Das Ziel ist ein klima- und umweltfreundliches Kraftwerk

Ziel der Fusionsforschung ist es, ein klima- und umweltfreundliches Kraftwerk zu entwickeln. Ähnlich wie die Sonne soll es aus der Verschmelzung von Atomkernen Energie gewinnen. In Garching betreibt das IPP dazu das Experiment ASDEX Upgrade, eine Großanlage vom Typ Tokamak. Im IPP-Teilinstitut Greifswald forscht man an dem großen Stellarator Wendelstein 7-X. Weil das Fusionsfeuer erst bei Temperaturen über 100 Millionen Grad zündet, darf der Brennstoff – ein dünnes Wasserstoffplasma – nicht in Kontakt mit kalten Gefäßwänden kommen. Von Magnetfeldern gehalten, schwebt er nahezu berührungsfrei im Inneren einer Vakuumkammer.

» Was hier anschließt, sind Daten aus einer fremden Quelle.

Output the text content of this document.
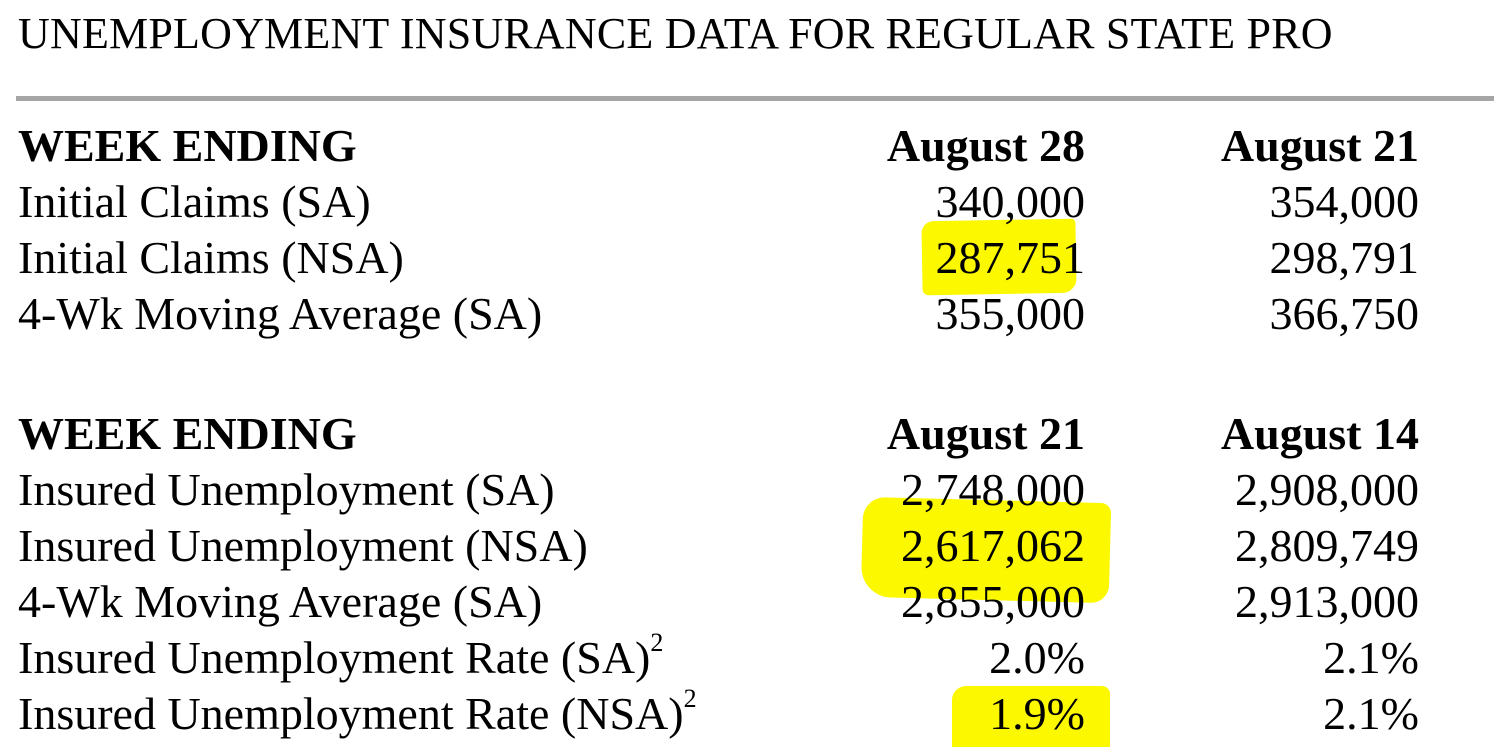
UNEMPLOYMENT INSURANCE DATA FOR REGULAR STATE PRO
WEEK ENDING	August 28	August 21
Initial Claims (SA)	340,000	354,000
Initial Claims (NSA)	287,751	298,791
4-Wk Moving Average (SA)	355,000	366,750
WEEK ENDING	August 21	August 14
Insured Unemployment (SA)	2,748,000	2,908,000
Insured Unemployment (NSA)	2,617,062	2,809,749
4-Wk Moving Average (SA)	2,855,000	2,913,000
Insured Unemployment Rate (SA)$^2$	2.0%	2.1%
Insured Unemployment Rate (NSA)$^2$	1.9%	2.1%
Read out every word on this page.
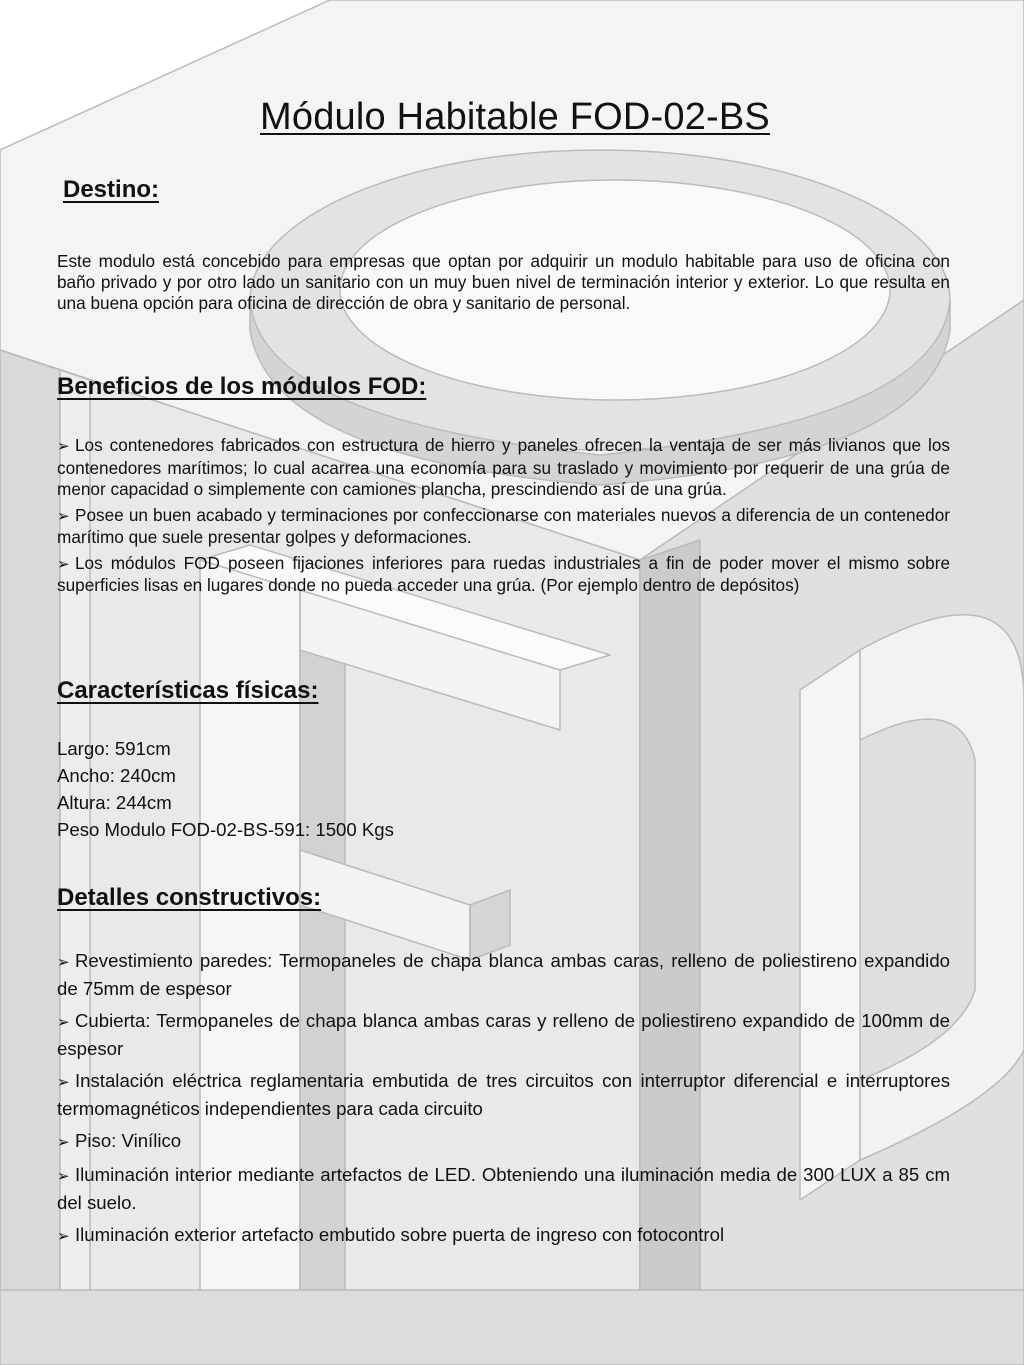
Módulo Habitable FOD-02-BS
Destino:

Este modulo está concebido para empresas que optan por adquirir un modulo habitable para uso de oficina con baño privado y por otro lado un sanitario con un muy buen nivel de terminación interior y exterior. Lo que resulta en una buena opción para oficina de dirección de obra y sanitario de personal.

Beneficios de los módulos FOD:
➢ Los contenedores fabricados con estructura de hierro y paneles ofrecen la ventaja de ser más livianos que los contenedores marítimos; lo cual acarrea una economía para su traslado y movimiento por requerir de una grúa de menor capacidad o simplemente con camiones plancha, prescindiendo así de una grúa.
➢ Posee un buen acabado y terminaciones por confeccionarse con materiales nuevos a diferencia de un contenedor marítimo que suele presentar golpes y deformaciones.
➢ Los módulos FOD poseen fijaciones inferiores para ruedas industriales a fin de poder mover el mismo sobre superficies lisas en lugares donde no pueda acceder una grúa. (Por ejemplo dentro de depósitos)
Características físicas:
Largo: 591cm
Ancho: 240cm
Altura: 244cm
Peso Modulo FOD-02-BS-591: 1500 Kgs
Detalles constructivos:
➢ Revestimiento paredes: Termopaneles de chapa blanca ambas caras, relleno de poliestireno expandido de 75mm de espesor
➢ Cubierta: Termopaneles de chapa blanca ambas caras y relleno de poliestireno expandido de 100mm de espesor
➢ Instalación eléctrica reglamentaria embutida de tres circuitos con interruptor diferencial e interruptores termomagnéticos independientes para cada circuito
➢ Piso: Vinílico
➢ Iluminación interior mediante artefactos de LED. Obteniendo una iluminación media de 300 LUX a 85 cm del suelo.
➢ Iluminación exterior artefacto embutido sobre puerta de ingreso con fotocontrol
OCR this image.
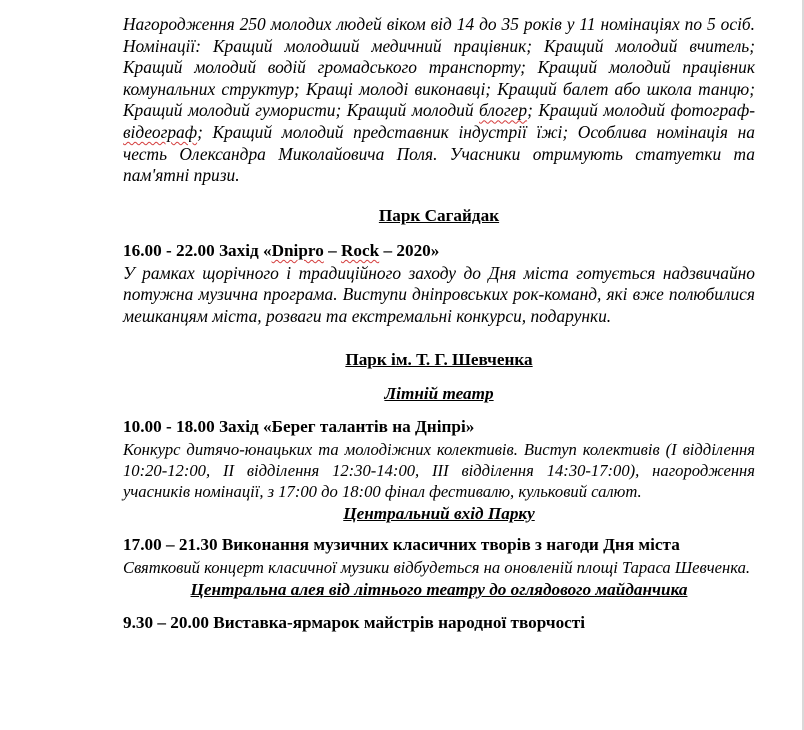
Нагородження 250 молодих людей віком від 14 до 35 років у 11 номінаціях по 5 осіб. Номінації: Кращий молодший медичний працівник; Кращий молодий вчитель; Кращий молодий водій громадського транспорту; Кращий молодий працівник комунальних структур; Кращі молоді виконавці; Кращий балет або школа танцю; Кращий молодий гумористи; Кращий молодий блогер; Кращий молодий фотограф-відеограф; Кращий молодий представник індустрії їжі; Особлива номінація на честь Олександра Миколайовича Поля. Учасники отримують статуетки та пам'ятні призи.

Парк Сагайдак

16.00 - 22.00 Захід «Dnipro – Rock – 2020»

У рамках щорічного і традиційного заходу до Дня міста готується надзвичайно потужна музична програма. Виступи дніпровських рок-команд, які вже полюбилися мешканцям міста, розваги та екстремальні конкурси, подарунки.

Парк ім. Т. Г. Шевченка

Літній театр

10.00 - 18.00 Захід «Берег талантів на Дніпрі»

Конкурс дитячо-юнацьких та молодіжних колективів. Виступ колективів (І відділення 10:20-12:00, ІІ відділення 12:30-14:00, ІІІ відділення 14:30-17:00), нагородження учасників номінації, з 17:00 до 18:00 фінал фестивалю, кульковий салют.

Центральний вхід Парку

17.00 – 21.30 Виконання музичних класичних творів з нагоди Дня міста

Святковий концерт класичної музики відбудеться на оновленій площі Тараса Шевченка.

Центральна алея від літнього театру до оглядового майданчика

9.30 – 20.00 Виставка-ярмарок майстрів народної творчості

Den magnetischen Käfig von Wendelstein 7-X erzeugt ein Ring aus 50 supra­leitenden, etwa 3,5 Meter hohen Magnetspulen. Ihre speziellen Formen sind das Ergebnis ausgefeilter Optimierungsrechnungen. Obwohl Wendelstein 7-X keine Energie erzeugen wird, soll die Anlage beweisen, dass Stellaratoren kraftwerks­tauglich sind. Mit Wendelstein 7-X soll die Qualität des Plasmaeinschlusses in einem Stellarator erstmals das Niveau der konkurrierenden Anlagen vom Typ Tokamak errei­chen.

Dazu sind stufenweise weitere Ausbauten geplant. Zum Beispiel sollen später die Graphit­kacheln des Divertors durch kohlenstofffaserverstärkte Kohlenstoff-Elemente ersetzt werden, die zusätzlich wasser­gekühlt sind. Damit werden in einigen Jahren bis zu 30 Minuten lange Entladungen möglich, in denen überprüft werden kann, ob Wendelstein 7-X auch dauerhaft seine Optimierungs­ziele erfüllt. Damit soll die Anlage das wesentliche Plus der Stellaratoren vorführen, die Fähigkeit zum Dauerbetrieb.